A state of emergency has been declared across NSW, with warnings dire bushfire conditions could force mandatory evacuations and leave homes isolated.
More than 200 properties have already been destroyed in blazes that have scorched the Blue Mountains, the Southern Highlands and the Central Coast since Thursday.
On Sunday bad times were again foreshadowed, with Premier Barry O'Farrell declaring a state of emergency.
"The RFS (Rural Fire Service) Commissioner has advised weather conditions over the next few days will deteriorate significantly and that there is potential for a significant and widespread danger to life and property across the state," Mr O'Farrell said.
The declaration will now give emergency services a range of powers, including the ability to direct people to evacuate homes, and shut down electricity supplies.
It comes after an emergency warning was issued for the township of Bell in the Blue Mountains on Sunday, with people told to head for Lithgow where an evacuation centre has been set up.
The fire, which has already scorched almost 38,000 hectares of bush and scrub, was also expected to see people in Bilpin village isolated, with residents warned they might face days without electricity.
But despite the threat, resident Craig Jones said most would probably stay put to defend their homes.
After spending two days helping save his wife's cafe in Bell, Mr Jones says he's only cried once.
That was when he discovered a lone, red waratah in the cafe's garden had survived Thursday's initial intense flames and the subsequent back-burning.
"Mate, I couldn't control myself," he told AAP on Sunday.
Mr Jones and his wife Eleanor Hajwan-Jones have been returning to their Bell cafe each day to offer free food and drinks to any exhausted firefighters in the area.
"These men and women are fantastic. I can't thank them enough."
Despite the terrifying experience, he said they had no plans to quit.
"This is the Blue Mountains. Tourists will still want to come again here after the fires are gone," he said.
On Sunday evening, fires in Balmoral, Mt Victoria and Springwood, remained at a watch and act alert as more than 60 blazes burned across the state, with just under 20 out of control.
RFS Commissioner Shane Fitzsimmons told reporters that deteriorating weather conditions could spark force evacuations across the Blue Mountains, including in built-up areas such as Leura and Katoomba in the coming days.
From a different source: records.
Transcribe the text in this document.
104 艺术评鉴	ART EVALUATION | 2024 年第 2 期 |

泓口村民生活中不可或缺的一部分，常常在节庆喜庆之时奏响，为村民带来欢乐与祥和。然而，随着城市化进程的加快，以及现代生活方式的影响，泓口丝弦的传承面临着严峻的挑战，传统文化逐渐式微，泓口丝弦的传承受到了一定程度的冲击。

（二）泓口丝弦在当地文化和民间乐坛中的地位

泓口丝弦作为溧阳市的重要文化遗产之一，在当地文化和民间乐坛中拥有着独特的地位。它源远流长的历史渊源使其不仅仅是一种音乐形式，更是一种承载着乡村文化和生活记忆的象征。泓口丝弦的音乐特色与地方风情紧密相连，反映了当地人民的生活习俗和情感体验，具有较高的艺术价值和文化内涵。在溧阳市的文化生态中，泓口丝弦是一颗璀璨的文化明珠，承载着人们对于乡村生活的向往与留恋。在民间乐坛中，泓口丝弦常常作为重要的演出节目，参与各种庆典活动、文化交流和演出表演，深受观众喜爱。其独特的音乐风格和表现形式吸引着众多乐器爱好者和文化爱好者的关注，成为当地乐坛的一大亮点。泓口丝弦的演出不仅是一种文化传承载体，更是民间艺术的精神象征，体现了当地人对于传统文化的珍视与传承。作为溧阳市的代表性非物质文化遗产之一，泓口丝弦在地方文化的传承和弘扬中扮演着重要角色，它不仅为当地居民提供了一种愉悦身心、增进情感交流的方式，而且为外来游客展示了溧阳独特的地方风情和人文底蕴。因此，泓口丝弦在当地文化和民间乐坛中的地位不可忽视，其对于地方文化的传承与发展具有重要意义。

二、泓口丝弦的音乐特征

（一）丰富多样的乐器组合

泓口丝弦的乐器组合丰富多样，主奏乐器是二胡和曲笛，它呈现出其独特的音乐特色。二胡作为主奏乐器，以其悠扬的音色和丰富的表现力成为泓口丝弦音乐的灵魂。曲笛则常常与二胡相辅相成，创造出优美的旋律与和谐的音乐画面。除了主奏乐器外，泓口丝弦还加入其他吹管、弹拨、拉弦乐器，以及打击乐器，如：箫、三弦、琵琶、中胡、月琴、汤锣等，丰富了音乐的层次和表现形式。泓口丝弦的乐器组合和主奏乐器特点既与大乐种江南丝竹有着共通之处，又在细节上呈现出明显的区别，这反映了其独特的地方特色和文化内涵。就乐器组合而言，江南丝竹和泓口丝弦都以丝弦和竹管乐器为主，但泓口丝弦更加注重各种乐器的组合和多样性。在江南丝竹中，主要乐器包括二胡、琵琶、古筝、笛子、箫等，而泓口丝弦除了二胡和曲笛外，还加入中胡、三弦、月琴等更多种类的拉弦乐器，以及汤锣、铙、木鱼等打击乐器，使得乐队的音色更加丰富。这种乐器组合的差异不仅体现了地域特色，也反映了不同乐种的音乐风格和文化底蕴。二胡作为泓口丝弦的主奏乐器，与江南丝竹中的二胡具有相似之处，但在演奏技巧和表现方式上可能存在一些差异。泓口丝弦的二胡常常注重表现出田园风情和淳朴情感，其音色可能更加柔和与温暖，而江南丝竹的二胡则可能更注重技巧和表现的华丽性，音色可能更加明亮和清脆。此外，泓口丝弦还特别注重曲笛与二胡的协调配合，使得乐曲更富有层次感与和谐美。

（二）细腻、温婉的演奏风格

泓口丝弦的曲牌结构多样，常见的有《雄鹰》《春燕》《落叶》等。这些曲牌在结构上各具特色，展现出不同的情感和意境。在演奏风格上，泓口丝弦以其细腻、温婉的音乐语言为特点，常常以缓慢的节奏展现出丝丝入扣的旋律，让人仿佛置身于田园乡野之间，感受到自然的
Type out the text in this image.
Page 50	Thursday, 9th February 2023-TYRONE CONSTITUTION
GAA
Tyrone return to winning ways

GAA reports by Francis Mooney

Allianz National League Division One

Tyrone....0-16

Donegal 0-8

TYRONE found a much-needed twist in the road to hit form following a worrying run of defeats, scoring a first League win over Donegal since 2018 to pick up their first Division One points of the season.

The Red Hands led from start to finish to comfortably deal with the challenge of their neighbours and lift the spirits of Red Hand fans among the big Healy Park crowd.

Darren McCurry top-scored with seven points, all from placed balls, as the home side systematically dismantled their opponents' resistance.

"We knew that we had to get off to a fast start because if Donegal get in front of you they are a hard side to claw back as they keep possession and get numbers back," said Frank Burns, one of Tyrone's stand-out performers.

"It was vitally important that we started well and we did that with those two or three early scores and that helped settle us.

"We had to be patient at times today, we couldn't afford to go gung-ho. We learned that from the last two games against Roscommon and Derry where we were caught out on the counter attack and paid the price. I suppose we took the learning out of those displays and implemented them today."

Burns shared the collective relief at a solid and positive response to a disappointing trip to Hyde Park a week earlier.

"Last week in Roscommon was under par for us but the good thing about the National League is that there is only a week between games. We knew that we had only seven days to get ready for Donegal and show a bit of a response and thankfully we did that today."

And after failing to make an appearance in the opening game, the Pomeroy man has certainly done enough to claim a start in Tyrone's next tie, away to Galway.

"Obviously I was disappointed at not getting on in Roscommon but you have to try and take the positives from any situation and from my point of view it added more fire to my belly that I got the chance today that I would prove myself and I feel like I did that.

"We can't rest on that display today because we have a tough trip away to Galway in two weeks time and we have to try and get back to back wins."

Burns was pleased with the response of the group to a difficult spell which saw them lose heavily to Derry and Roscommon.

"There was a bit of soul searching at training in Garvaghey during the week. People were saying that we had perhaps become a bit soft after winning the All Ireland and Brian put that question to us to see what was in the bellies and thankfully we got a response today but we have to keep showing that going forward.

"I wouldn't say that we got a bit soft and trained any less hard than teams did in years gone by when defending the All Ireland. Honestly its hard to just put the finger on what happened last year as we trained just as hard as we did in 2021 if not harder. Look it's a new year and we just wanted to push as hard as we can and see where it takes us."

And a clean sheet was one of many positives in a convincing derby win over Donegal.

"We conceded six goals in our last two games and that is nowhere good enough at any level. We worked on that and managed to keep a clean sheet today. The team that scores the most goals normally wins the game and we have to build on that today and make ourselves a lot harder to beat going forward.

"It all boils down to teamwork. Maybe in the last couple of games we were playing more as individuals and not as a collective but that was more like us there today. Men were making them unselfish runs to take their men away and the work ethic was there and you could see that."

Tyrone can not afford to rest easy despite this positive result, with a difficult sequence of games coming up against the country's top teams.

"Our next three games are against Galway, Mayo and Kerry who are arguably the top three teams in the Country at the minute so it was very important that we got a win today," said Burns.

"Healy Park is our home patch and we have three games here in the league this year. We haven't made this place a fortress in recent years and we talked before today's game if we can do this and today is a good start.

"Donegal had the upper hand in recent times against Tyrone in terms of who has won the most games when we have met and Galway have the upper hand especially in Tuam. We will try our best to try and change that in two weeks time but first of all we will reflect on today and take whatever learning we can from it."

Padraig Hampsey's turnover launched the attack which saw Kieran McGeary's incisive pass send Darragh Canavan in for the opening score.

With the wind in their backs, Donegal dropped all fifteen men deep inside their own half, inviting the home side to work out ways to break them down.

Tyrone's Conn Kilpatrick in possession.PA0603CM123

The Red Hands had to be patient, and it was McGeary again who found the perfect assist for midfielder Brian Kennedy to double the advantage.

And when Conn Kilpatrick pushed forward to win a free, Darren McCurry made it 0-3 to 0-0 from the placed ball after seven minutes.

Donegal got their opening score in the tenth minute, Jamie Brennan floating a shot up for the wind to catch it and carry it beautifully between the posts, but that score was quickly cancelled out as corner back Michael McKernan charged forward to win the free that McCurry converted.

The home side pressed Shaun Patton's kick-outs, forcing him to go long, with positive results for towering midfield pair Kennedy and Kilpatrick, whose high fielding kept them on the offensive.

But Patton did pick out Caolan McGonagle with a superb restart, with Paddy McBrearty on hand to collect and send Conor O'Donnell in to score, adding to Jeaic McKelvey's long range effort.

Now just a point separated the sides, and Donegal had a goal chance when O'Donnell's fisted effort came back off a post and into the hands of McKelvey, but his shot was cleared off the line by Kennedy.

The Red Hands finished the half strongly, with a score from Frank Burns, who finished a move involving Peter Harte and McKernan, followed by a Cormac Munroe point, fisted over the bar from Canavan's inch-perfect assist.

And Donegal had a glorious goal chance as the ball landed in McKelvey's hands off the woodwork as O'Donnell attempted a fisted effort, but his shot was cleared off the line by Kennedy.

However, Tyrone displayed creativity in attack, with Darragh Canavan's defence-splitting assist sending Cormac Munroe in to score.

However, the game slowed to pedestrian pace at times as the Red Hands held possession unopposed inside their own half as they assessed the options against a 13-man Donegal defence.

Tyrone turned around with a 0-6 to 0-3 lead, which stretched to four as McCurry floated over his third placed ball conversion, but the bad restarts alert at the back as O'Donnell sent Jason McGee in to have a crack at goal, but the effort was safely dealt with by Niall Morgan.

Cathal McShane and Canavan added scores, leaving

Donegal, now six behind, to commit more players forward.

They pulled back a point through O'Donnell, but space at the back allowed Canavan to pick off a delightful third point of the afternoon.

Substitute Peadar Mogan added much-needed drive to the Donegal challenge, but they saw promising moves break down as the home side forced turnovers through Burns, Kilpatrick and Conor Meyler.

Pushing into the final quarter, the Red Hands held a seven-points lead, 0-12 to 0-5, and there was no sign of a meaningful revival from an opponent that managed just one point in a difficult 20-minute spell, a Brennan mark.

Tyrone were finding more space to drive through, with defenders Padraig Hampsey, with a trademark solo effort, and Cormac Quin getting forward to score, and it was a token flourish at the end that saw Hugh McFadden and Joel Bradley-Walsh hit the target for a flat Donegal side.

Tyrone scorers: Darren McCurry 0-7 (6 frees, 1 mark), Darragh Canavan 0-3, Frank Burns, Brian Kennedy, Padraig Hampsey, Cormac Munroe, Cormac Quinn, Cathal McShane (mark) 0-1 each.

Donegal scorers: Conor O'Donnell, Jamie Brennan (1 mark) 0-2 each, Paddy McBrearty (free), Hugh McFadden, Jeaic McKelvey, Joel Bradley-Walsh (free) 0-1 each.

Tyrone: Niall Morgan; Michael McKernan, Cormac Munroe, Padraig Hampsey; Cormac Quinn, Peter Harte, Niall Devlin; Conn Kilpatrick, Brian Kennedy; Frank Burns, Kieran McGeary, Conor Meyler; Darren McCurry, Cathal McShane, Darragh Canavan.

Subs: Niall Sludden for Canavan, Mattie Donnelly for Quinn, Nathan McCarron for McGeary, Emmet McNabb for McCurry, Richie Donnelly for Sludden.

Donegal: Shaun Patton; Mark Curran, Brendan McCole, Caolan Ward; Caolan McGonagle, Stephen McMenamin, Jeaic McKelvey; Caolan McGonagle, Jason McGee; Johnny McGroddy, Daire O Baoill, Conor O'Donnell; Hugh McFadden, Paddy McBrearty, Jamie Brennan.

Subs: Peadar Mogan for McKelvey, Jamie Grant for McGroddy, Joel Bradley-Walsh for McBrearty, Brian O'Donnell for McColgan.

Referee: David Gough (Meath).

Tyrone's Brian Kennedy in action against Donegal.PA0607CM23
Describing the conditions as a "whole new ball game" and in a "league of their own", Mr Fitzsimmons said high winds, temperatures and dropping humidity were set to intensify through Monday, Tuesday and Wednesday..
"We're not talking about emptying out the Blue Mountains," Mr Fitzsimmons said.
"(But) the reality is that these fires are going to pose a significant and widespread risk and threat to communities right across the Blue Mountains."
Meanwhile interstate fire crews, including eight teams from Queensland and two from the ACT, have been deployed to NSW to help with the effort.
Meanwhile forces in New Zealand are also on stand-by to help when needed.
Prime Minister Tony Abbott helped out with backburning efforts in the Bilpin area overnight.